Von Margit Schratzenstaller

Gastkommentare
Margit Schratzenstaller ist Referentin für Öffentliche Finanzen am Österreichischen Institut für Wirtschaftsforschung (Wifo).

Das jährliche Ritual von angekündigten Kürzungen ist ebenso wenig zukunftsfähig wie das gesamte Entwicklungshilfebudget.


Seit Jahren werden jährlich Kürzungen der bilateralen Entwicklungshilfe, die in Projekte und Programme für die ärmsten Länder der Welt fließt, angekündigt. Auch das Budget für 2015 sieht weitere Einsparungen vor. Geplant ist eine Reduktion um 17 Millionen Euro, die das operative Budget für die Entwicklungshilfe auf einen Tiefstand von 53 Millionen Euro zurückstutzen würde. Es wäre damit um mehr als ein Drittel niedriger als 2010.

Auch wenn in den vergangenen Jahren geplante Kürzungen vor allem wegen des öffentlichkeitswirksamen Engagements der Entwicklungshilfeorganisationen wieder rückgängig gemacht wurden: Das jährliche Ritual von angekündigten und dann doch ausgesetzten Kürzungen ist ebenso wie das gesamte Entwicklungshilfebudget nicht zukunftsfähig.

So ruht gerade die bilaterale Entwicklungshilfe auf längerfristigen Programmen und Projekten, die einen planbaren und verlässlichen Finanzierungspfad brauchen. Zudem entfernt sich Österreich jährlich mehr von seinen internationalen Verpflichtungen. Gemäß den Millenniumsentwicklungszielen sollen die Industrieländer ihre Entwicklungshilfeausgaben bis 2015 auf mindestens 0,7 Prozent der Wirtschaftsleistung erhöhen.

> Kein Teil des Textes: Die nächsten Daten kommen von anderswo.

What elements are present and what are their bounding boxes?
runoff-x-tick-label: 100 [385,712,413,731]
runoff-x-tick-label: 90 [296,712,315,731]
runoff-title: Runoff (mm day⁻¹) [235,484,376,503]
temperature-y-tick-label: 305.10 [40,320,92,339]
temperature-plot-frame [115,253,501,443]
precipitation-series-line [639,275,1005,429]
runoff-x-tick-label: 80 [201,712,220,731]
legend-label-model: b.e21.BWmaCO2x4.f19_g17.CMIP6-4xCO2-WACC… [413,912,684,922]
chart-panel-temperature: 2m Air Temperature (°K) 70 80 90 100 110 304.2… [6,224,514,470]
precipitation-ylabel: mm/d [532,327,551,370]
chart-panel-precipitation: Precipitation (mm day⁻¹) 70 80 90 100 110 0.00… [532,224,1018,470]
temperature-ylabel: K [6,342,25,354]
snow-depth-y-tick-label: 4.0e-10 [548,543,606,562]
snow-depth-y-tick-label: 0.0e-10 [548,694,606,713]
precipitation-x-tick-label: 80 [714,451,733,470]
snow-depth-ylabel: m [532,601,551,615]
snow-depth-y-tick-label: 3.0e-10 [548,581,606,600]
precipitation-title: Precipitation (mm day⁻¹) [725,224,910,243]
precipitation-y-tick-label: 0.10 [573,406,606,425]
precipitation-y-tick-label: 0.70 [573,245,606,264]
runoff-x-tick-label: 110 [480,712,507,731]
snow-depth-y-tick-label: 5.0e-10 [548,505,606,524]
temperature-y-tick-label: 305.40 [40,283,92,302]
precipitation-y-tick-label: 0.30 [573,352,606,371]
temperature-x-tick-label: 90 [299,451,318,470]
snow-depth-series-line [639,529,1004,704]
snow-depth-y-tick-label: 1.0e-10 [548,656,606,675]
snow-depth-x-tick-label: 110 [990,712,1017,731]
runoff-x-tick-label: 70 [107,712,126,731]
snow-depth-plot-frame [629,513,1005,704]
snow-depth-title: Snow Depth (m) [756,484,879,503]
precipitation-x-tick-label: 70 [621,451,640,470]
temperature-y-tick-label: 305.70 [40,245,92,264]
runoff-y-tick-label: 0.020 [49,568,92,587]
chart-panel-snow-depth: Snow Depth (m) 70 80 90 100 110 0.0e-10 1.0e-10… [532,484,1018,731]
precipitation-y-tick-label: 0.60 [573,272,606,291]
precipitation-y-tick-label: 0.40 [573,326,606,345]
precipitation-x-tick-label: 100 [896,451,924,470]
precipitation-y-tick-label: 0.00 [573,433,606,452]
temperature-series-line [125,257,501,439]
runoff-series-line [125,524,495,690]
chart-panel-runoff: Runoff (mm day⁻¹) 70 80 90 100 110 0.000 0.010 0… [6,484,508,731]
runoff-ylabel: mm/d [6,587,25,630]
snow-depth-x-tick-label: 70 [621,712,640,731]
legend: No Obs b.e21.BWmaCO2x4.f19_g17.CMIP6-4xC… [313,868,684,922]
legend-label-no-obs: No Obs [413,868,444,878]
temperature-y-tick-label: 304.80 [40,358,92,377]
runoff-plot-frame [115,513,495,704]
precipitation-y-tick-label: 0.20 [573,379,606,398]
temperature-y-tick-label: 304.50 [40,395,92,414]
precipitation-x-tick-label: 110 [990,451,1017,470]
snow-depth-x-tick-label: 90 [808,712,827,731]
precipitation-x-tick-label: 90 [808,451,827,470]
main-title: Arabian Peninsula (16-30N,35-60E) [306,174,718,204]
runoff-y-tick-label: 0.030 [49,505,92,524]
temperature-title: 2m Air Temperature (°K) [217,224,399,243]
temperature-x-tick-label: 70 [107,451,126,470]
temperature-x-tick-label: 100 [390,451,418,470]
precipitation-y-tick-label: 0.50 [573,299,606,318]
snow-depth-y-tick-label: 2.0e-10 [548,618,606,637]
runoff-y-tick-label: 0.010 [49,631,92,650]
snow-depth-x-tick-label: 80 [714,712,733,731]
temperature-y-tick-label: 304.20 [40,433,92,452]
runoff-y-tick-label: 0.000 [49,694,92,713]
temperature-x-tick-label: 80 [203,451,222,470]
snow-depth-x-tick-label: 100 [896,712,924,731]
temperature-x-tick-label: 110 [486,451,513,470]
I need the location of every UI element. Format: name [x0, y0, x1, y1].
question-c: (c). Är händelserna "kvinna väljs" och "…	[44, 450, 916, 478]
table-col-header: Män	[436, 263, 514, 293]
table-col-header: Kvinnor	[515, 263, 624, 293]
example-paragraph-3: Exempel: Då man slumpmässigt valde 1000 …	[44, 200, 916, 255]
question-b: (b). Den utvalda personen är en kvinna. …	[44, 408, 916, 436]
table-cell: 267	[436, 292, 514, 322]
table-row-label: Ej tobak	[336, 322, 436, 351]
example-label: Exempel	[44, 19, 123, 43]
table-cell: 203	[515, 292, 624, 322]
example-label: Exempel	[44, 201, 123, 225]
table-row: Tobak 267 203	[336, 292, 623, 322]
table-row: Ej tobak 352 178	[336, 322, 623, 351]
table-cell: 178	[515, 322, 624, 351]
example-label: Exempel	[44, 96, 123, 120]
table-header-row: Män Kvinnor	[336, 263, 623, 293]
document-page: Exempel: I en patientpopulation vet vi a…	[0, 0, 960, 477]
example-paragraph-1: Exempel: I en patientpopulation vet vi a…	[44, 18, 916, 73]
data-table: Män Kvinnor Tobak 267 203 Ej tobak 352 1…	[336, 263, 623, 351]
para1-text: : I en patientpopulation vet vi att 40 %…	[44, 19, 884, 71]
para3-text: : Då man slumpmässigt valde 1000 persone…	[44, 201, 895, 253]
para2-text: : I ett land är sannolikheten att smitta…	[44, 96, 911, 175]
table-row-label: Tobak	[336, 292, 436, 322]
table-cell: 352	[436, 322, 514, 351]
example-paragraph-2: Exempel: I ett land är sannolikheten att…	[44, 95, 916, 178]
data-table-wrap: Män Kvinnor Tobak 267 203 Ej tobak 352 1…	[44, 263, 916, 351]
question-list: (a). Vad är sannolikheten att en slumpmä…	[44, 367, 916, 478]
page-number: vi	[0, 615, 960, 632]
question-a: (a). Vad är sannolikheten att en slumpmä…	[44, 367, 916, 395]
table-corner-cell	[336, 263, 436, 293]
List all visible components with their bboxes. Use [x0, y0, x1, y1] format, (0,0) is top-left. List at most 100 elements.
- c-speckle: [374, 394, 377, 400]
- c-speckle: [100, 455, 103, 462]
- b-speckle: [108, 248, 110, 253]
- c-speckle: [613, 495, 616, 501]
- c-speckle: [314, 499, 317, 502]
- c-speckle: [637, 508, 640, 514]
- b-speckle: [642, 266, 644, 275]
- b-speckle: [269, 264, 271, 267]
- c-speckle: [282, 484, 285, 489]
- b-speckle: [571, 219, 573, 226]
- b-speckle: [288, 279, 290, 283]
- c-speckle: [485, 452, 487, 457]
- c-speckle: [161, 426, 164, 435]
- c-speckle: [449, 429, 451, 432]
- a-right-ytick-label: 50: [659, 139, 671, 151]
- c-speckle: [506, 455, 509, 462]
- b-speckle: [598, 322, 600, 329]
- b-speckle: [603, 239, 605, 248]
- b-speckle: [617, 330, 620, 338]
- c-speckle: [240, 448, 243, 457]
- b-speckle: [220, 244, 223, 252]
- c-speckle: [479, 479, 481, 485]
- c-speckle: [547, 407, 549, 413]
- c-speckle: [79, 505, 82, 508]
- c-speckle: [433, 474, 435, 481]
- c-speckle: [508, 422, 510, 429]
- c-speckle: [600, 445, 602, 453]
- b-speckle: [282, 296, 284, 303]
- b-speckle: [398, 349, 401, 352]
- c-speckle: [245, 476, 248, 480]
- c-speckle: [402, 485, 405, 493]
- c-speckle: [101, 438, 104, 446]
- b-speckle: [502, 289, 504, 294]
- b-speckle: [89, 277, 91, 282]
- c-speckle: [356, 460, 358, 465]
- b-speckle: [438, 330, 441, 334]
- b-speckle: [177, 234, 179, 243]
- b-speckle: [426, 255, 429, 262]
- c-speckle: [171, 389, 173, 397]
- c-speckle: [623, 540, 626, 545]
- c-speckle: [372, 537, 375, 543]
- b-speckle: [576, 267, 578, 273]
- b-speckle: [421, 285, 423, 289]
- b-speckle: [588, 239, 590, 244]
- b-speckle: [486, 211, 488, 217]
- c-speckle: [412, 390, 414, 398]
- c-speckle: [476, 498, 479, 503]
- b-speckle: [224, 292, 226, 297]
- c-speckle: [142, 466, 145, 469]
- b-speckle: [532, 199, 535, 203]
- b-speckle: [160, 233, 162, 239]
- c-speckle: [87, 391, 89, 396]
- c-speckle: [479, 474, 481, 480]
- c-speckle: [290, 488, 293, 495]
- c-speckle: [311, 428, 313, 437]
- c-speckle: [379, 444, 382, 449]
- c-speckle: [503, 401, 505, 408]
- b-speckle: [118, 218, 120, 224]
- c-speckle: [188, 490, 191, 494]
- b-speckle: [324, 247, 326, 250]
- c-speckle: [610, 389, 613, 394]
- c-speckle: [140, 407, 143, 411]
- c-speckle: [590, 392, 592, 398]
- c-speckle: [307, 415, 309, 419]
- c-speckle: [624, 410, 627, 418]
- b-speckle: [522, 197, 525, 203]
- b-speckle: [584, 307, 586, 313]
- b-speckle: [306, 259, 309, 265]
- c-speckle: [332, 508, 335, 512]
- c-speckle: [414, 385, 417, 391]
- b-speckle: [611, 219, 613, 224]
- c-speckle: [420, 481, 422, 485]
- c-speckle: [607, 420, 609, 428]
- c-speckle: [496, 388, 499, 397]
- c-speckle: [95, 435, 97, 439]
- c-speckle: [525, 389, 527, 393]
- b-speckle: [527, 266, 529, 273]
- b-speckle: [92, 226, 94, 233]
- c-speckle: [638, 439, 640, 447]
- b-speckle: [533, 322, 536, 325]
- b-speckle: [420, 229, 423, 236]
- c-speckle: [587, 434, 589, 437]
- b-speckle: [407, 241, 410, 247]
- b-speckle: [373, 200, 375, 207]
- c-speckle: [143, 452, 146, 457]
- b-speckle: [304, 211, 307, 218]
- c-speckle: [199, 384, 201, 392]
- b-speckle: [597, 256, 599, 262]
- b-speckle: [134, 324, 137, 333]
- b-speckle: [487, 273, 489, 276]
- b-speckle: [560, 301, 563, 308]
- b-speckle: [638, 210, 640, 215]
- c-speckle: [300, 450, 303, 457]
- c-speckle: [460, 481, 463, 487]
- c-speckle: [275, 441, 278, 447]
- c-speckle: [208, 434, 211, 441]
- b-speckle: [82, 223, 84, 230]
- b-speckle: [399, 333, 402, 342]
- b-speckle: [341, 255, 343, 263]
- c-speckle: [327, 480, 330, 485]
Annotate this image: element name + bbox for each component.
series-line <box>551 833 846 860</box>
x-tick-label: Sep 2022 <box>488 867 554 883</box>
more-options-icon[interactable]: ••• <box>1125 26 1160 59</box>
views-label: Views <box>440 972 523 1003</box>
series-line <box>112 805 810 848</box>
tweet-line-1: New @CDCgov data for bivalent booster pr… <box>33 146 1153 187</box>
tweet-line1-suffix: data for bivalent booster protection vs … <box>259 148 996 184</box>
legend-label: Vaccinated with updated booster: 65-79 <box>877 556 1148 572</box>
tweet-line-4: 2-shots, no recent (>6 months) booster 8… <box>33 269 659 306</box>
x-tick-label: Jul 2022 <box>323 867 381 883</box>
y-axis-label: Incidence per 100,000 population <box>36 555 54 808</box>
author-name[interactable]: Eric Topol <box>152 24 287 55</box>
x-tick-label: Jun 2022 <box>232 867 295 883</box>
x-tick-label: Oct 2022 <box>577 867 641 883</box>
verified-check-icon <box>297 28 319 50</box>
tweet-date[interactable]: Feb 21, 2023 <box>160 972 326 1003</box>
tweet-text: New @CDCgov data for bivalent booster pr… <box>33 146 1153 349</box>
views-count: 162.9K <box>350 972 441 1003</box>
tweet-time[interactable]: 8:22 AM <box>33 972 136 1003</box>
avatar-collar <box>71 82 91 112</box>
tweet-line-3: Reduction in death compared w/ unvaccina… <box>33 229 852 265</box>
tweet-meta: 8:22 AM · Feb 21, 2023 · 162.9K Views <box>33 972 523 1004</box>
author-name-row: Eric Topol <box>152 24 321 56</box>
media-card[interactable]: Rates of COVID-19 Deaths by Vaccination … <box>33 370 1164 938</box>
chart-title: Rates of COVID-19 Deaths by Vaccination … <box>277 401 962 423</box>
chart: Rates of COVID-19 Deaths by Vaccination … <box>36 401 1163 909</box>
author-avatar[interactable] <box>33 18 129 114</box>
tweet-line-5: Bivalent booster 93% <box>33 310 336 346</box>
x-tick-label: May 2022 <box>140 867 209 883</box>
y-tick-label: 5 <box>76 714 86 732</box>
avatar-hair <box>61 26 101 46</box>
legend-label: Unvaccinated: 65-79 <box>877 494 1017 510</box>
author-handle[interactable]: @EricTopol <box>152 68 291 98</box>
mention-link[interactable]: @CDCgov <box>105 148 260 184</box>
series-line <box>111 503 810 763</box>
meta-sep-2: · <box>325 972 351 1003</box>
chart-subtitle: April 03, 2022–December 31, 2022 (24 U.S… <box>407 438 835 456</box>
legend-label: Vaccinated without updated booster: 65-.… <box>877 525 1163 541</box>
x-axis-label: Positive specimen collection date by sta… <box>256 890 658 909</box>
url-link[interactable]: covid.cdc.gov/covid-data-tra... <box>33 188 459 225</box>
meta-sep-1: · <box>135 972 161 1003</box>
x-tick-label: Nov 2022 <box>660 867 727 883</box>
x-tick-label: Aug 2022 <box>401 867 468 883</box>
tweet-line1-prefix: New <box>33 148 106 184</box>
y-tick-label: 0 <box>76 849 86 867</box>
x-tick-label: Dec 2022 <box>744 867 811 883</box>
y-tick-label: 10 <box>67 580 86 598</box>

Zwar werden diesen Wert wohl nur Schweden, Dänemark, Luxemburg und Großbritannien erreichen. Im Durchschnitt der alten EU-Länder werden 0,44 Prozent, in der gesamten EU etwa 0,4 Prozent des Bruttonationaleinkommens für Entwicklungshilfe ausgegeben. Mit einer seit Jahren stagnierenden Quote von 0,28 Prozent ist Österreich jedoch besonders weit davon entfernt.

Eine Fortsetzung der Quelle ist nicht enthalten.